Я вышла навстречу, вытирая руки о фартук. Обняла обоих, чувствуя неловкость от вторжения в мое тихое царство.
— Проходите, я как раз чай готовлю.
Лера тяжело опустилась в плетеное кресло на веранде, а Андрей не стал садиться. Прошелся по участку, разминая ноги после дороги. Остановился у старой яблони, которую еще мой отец сажал.
— А сад-то какой богатый! И воздух… В городе такого нет. Представляешь, Лерка, как здорово было бы тут малыша растить? — он обвел рукой пространство. — Ни пыли, ни шума. Настоящий рай для ребенка.
Лера поддакнула, поглаживая живот:
— И правда хорошо… Просторно.
Что-то кольнуло меня. В их словах, в том, как они осматривали мои владения, было что-то… собственническое.
За ужином, когда я выставила всё лучшее, что было в доме — и пирог с капустой, и соленья свои знаменитые, Андрей вдруг отложил вилку и посмотрел мне прямо в глаза.
— Тетя Галя, я хотел с тобой серьезно поговорить.
Я замерла с чашкой в руке. Сердце неприятно екнуло.
— Вот смотри, ты здесь одна, дом большой. А у нас скоро ребенок, в однушке тесно будет. Может, ты бы… переписала этот дом на меня? Лерка бы за тобой ухаживала, если что. Мы бы все вместе жили, тебе веселее было бы.

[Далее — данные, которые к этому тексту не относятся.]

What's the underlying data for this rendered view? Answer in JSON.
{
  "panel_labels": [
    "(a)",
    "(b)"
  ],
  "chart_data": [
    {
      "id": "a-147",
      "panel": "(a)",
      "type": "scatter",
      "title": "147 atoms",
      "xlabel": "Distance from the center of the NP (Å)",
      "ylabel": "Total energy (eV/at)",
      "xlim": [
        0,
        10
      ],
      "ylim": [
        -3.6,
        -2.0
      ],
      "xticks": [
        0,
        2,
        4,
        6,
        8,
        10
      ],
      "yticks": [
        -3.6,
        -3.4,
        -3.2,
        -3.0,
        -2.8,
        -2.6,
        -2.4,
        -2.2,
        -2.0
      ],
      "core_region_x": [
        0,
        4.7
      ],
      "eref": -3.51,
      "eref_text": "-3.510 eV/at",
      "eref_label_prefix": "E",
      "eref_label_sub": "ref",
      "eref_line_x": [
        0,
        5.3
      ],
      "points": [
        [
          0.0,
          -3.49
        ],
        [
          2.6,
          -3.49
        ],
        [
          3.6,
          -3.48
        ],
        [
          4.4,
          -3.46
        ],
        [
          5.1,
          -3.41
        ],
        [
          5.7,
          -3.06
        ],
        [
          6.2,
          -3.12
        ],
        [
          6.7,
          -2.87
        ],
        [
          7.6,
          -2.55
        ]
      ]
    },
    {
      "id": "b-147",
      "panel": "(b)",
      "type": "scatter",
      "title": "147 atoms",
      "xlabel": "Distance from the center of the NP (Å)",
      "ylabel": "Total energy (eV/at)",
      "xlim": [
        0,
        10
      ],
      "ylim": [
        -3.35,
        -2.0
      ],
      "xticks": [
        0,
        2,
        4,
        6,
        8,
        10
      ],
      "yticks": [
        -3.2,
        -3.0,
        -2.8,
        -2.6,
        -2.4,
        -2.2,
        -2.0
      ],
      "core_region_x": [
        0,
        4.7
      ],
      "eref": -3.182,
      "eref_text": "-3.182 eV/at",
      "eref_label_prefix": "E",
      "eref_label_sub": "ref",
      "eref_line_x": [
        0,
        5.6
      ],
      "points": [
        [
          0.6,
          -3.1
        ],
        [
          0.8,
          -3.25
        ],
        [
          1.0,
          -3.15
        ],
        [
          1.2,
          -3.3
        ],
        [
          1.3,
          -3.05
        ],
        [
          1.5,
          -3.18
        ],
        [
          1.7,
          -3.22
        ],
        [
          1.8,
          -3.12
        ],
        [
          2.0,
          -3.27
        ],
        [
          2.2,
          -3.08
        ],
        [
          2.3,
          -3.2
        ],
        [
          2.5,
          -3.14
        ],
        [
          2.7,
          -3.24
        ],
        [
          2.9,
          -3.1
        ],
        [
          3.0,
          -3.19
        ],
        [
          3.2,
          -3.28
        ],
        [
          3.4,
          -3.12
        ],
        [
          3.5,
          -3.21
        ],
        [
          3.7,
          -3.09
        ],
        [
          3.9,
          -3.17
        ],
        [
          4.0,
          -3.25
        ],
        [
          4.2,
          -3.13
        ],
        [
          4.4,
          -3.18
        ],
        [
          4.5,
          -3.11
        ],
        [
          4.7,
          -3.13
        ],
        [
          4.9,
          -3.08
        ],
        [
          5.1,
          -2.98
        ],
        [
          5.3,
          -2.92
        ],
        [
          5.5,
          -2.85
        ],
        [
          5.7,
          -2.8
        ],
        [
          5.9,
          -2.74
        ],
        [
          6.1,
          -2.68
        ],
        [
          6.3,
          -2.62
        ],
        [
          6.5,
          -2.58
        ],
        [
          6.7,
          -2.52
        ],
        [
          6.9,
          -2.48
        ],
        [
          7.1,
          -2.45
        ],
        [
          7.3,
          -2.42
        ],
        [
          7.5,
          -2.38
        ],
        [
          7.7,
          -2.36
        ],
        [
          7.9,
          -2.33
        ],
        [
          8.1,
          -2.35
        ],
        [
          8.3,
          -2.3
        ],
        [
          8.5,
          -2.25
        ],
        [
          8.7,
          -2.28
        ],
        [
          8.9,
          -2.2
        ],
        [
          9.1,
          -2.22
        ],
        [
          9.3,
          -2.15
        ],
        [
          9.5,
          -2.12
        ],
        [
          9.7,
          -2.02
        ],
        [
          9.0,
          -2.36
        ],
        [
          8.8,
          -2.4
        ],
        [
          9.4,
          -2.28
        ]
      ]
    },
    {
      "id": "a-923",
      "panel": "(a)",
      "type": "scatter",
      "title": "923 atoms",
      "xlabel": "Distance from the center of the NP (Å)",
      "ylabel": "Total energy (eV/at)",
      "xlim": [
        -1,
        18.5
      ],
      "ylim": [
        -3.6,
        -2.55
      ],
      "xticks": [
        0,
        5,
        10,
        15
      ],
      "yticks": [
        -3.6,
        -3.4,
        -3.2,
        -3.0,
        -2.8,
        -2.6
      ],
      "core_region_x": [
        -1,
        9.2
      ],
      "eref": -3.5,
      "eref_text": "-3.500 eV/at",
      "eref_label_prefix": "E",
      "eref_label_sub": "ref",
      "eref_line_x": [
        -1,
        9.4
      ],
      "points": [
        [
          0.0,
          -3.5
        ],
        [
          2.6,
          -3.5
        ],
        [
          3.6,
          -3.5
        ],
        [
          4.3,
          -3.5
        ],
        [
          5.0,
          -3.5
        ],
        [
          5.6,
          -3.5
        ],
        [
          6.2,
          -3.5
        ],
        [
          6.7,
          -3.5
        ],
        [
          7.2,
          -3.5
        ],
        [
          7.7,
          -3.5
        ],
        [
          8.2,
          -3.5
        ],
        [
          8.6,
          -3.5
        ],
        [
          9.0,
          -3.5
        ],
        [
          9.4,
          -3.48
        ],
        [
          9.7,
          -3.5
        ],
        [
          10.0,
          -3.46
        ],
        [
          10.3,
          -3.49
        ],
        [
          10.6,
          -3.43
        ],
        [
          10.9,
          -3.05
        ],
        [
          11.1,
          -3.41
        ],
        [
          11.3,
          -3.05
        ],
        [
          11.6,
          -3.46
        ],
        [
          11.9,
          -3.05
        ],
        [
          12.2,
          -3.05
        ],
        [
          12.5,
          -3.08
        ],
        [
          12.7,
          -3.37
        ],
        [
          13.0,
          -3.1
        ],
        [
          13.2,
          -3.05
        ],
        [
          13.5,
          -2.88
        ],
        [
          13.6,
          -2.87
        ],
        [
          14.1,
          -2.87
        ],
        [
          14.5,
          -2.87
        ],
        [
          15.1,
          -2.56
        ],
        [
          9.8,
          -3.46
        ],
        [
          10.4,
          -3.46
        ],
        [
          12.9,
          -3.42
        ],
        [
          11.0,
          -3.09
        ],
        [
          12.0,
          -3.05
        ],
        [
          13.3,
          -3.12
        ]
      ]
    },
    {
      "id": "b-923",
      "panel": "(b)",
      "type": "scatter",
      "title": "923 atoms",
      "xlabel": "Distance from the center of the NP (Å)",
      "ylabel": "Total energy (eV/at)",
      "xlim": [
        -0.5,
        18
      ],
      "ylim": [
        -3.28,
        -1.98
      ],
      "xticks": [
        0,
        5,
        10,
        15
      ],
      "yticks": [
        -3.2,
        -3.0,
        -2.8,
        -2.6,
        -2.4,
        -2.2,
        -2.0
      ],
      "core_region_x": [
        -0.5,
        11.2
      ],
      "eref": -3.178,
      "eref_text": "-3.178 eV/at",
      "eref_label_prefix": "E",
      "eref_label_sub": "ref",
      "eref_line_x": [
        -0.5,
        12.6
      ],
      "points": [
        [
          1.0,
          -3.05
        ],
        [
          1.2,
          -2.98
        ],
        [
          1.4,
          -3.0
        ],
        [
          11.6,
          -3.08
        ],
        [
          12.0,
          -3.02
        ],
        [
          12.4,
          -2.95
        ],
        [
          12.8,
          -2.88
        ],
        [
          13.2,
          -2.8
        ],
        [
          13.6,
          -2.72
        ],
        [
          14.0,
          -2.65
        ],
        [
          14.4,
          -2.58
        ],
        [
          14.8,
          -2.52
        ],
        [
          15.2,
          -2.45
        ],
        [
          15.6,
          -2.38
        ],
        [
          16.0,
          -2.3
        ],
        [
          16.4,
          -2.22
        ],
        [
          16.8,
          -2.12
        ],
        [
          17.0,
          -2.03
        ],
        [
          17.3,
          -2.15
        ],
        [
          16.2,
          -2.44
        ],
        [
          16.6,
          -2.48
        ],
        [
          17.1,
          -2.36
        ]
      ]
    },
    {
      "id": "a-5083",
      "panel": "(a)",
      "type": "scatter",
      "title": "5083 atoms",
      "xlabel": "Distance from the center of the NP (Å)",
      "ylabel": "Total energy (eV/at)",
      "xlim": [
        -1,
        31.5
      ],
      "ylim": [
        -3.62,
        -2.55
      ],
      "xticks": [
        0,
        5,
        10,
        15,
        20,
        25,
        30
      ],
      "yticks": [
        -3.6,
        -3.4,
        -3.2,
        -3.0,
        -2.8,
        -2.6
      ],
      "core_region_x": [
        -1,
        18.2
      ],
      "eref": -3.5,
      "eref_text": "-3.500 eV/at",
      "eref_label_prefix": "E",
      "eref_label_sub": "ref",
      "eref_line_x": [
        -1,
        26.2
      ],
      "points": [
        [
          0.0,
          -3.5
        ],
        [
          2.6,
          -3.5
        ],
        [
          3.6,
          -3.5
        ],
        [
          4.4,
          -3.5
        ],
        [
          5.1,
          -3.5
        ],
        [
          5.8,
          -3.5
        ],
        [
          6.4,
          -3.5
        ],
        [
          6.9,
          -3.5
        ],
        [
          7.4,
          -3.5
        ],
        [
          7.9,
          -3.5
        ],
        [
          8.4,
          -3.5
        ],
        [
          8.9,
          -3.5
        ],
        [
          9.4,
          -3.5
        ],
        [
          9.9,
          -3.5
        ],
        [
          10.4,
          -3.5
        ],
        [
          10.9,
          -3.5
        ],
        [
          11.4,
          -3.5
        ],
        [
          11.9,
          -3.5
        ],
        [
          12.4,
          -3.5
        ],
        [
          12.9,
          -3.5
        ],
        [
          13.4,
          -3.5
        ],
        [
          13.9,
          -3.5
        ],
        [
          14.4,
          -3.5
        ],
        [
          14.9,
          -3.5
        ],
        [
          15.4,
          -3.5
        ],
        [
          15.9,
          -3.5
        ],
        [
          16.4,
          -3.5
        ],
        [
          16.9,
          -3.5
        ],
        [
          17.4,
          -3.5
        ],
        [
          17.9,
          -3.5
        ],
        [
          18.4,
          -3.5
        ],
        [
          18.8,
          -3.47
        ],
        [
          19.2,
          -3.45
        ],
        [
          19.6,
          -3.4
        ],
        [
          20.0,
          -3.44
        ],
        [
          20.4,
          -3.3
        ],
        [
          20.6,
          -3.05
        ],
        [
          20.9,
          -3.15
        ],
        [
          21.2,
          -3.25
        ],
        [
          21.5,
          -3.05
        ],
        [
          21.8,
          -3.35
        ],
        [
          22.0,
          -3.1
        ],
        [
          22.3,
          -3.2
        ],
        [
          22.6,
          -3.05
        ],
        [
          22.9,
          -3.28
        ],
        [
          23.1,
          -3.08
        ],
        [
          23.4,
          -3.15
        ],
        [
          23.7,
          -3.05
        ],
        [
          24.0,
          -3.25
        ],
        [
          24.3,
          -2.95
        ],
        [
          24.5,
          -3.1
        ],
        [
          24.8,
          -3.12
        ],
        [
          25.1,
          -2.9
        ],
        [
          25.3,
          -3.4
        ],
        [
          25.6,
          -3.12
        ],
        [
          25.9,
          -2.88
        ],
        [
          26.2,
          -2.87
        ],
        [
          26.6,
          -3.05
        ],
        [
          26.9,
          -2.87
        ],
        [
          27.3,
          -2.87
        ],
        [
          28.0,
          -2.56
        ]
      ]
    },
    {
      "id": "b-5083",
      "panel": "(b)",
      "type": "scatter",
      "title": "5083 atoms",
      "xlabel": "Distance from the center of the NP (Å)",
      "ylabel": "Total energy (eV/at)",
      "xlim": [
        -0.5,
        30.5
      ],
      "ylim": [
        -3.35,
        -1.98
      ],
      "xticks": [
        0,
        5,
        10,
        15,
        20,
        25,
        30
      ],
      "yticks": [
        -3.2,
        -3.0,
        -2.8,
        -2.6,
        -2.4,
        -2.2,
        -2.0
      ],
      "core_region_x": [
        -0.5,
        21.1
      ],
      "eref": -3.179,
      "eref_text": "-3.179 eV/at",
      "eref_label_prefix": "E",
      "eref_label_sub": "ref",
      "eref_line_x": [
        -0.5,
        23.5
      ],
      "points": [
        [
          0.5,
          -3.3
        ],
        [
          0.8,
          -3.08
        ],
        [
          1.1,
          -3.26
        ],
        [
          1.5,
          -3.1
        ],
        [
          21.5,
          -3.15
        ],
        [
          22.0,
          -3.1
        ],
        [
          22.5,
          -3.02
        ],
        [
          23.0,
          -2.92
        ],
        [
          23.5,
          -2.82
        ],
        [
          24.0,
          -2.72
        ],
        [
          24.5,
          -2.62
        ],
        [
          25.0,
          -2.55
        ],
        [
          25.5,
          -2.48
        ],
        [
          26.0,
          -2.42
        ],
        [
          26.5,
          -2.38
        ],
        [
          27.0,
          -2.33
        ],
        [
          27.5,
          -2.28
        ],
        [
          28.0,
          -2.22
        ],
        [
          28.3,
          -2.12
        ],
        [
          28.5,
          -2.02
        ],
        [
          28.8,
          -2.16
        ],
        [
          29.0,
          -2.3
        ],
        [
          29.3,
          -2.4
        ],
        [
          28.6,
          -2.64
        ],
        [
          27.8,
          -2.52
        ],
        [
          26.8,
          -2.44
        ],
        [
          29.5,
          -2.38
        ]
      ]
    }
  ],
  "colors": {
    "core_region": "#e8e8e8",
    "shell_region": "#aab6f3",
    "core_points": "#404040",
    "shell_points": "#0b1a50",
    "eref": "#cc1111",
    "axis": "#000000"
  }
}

Чашка в моей руке задрожала. Я поставила ее на стол, боясь расплескать чай.
— Это как же… переписала?
— Ну, оформили бы дарственную. Или завещание, — он говорил быстро, словно боялся, что я перебью. — Всё равно он когда-нибудь мне достанется, я же твой единственный племянник.
Лицо Леры покраснело, она толкнула мужа локтем, но тот не замечал.
— Так что скажешь, тетя?
Я растерянно улыбнулась, разглядывая узор на скатерти. Казалось, стены моего дома вдруг сжались, стали теснее. Кусок пирога в горле застрял, не шел ни вниз, ни вверх. В висках стучало: «Мой дом… Они хотят мой дом…»
Давление сестры
Телефон зазвонил, когда я поливала герань на подоконнике. Дребезжащая мелодия разлилась по комнате, заставив меня вздрогнуть. Номер сестры высветился на экране.
— Алло, Танюша, — сказала я, прижимая трубку к уху.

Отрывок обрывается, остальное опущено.